In above-mentioned four kinds of situations, the instruction authority of the decision instruction person of assigning is lack of competence, the instruction of instruction issuing person is not sent to command reception end.As selection, in this case also can directly the instruction of instruction issuing person be abandoned.
Authentication device 50 obtains comparing result for being carried out contrasting by the identity ID of the identity ID of video identification data and audio identification data, optionally the instruction assigned is sent to command reception end according to comparing result determination instruction authority according to instruction authority.Authentication device 50 comprises contrast module 51, authority information memory module 53, authentication module 55, delivery module 57 and historical record memory module 59.
Wherein, module 51 is contrasted for carrying out the identity ID of the identity ID of video identification data and audio identification data to contrast the comparing result obtaining comprising identity ID that both video identification data and audio identification data confirm and whether match;
Authority information memory module 53 is for storing all authority informations with the authorised operator of operating right, and entitlement limit information forms an authority information database.Understandably, the authorised operator with operating right is the expert with operating right, and authority information databases contains the authority information of all experts.
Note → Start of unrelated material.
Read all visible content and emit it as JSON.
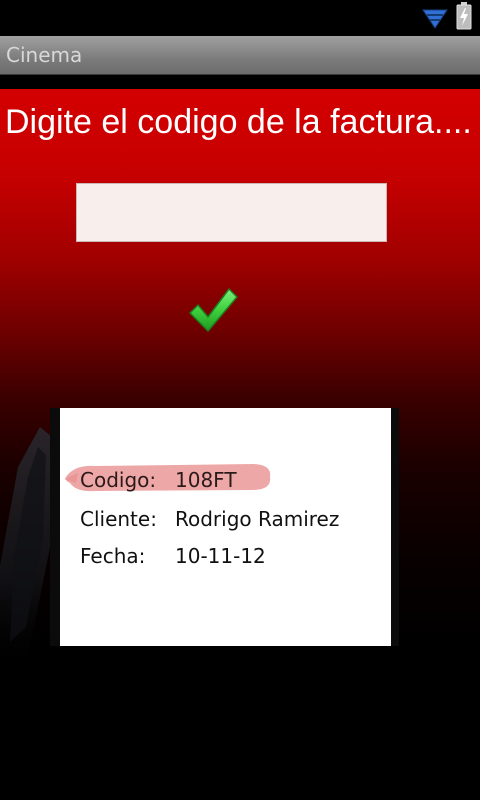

Authentication module 55 for being contrasted one by one to carry out authentication by the authority information comprised in comparing result and authority information database that identity ID that both video identification data and audio identification data confirm matches, and obtains comprising the instruction authority whether instruction issuing end has operating right.
Delivery module 57 is for being optionally sent to instruction issuing end by instruction according to instruction authority.
The instruction authority that historical record memory module 59 obtains for store video recognition device 10, speech recognizing device 30, the verification process contrasting module 51, authority information, memory module, authentication module 55 and delivery module 57 and verification process.As selection, historical record memory module 59 can be arranged, and also can not arrange.When not arranging historical record memory module 59, the instruction authority that verification process and the verification process of video identification device 10, speech recognizing device 30, contrast module 51, authority information, memory module, authentication module 55 and delivery module 57 obtain is not stored.
The above is only the preferred embodiment of the present invention, protection scope of the present invention be not only confined to above-described embodiment, and all technical schemes belonged under thinking of the present invention all belong to protection scope of the present invention.It should be pointed out that for those skilled in the art, several improvements and modifications without departing from the principles of the present invention, these improvements and modifications also should be considered as protection scope of the present invention.